I've noticed that libs tend to focus on economic metrics like "intergenerational economic mobility" instead of class when they discuss economic inequality. Basically instead of getting rid of classes altogether they want ''increased mobility between classes,'' or, more accurately, since they don't really focus on the relationship to the means of production at all, and instead they just focus on "income brackets" regardless of whether you own capital/land/means of production or not, they actually want ''increased mobility between income brackets.''
So they want it to be easier for a high earner to become low again, and a low earner to become high again. They view ''increased volatility'' in an individual's earnings over one lifetime as an ''indicator of a healthy society.'' because when so-called "economic mobility" is too low, class status becomes set in stone from birth to death, like slavery or serfdom, and it is harder to sell the prole on the "rags to riches" story that is used to justify capitalism as "free" and "full of opportunities for those who work hard." But how is this increased volatility of rich becoming poor and poor becoming rich an indicator of health? Doesn't that make society way more unpredictable?
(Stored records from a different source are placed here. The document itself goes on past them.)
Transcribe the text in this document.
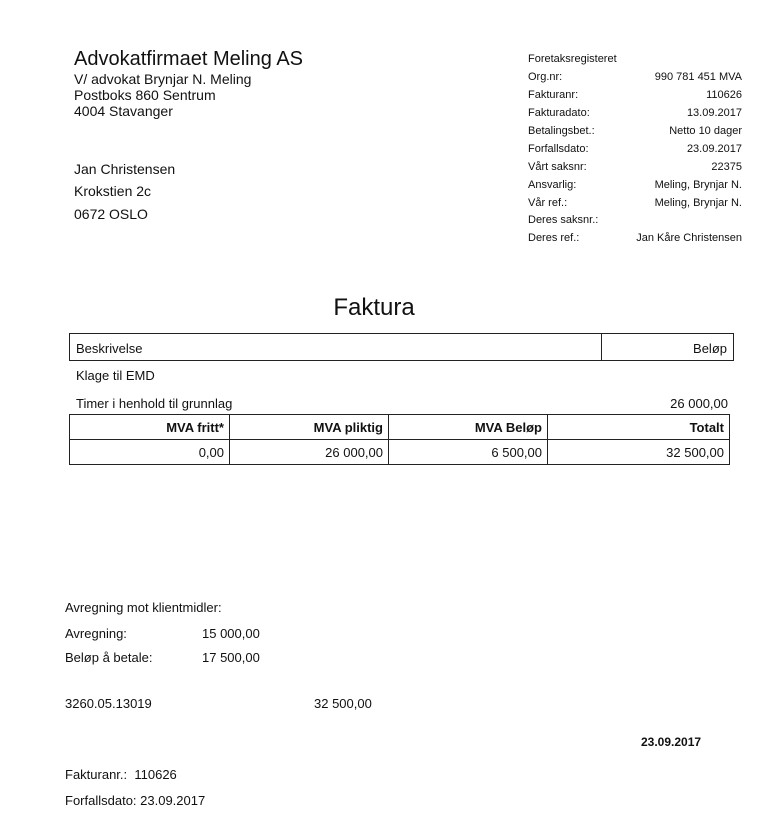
Advokatfirmaet Meling AS
V/ advokat Brynjar N. Meling
Postboks 860 Sentrum
4004 Stavanger
Jan Christensen
Krokstien 2c
0672 OSLO
Foretaksregisteret
Org.nr:	990 781 451 MVA
Fakturanr:	110626
Fakturadato:	13.09.2017
Betalingsbet.:	Netto 10 dager
Forfallsdato:	23.09.2017
Vårt saksnr:	22375
Ansvarlig:	Meling, Brynjar N.
Vår ref.:	Meling, Brynjar N.
Deres saksnr.:
Deres ref.:	Jan Kåre Christensen
Faktura
Beskrivelse	Beløp
Klage til EMD
Timer i henhold til grunnlag	26 000,00
MVA fritt*	MVA pliktig	MVA Beløp	Totalt
0,00	26 000,00	6 500,00	32 500,00
Avregning mot klientmidler:
Avregning:	15 000,00
Beløp å betale:	17 500,00
3260.05.13019	32 500,00
23.09.2017
Fakturanr.:  110626
Forfallsdato: 23.09.2017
You wouldn't want that kind of volatility in the stock market, so why would you want it for "economic mobility?" Even from a capitalist perspective, wouldn't it make more sense to want either consistent ''growth of wealth'' across ''all income brackets'', i.e. poverty reduction, i.e. "rising tide lifts all boats"? This is what China aims for, for example.
I remember first being made to understand this issue kind of from reading an Existential Comics tweet that social mobility -- despite the vaunted place it gets in neoliberal rhetoric -- is an absurd thing to be worried about. It's plainly more important how conditions are at the bottom than the rate at which who specifically is at the bottom changes.
But to answer your question, the real reason is that normal liberals have much more in common with fascists than they want to admit and they fundamentally want a "meritocracy" where the skilled are saved and the inept are condemned, without ever asking why anyone needs to be condemned in the first place.
And capitalists of course prefer this model because it obfuscates things like their use of poverty as a tool of worker discipline (see "reserve army of labor") behind fables of hard work and hope.
It's Protestantism, if anyone is wondering. Their completely unexamined belief that some people will succeed because of hard work and some will fail because they're bad and lazy is just Calvinism. Purely religious belief, but they've secularized their Protestantism to the point where they're completely unaware of it.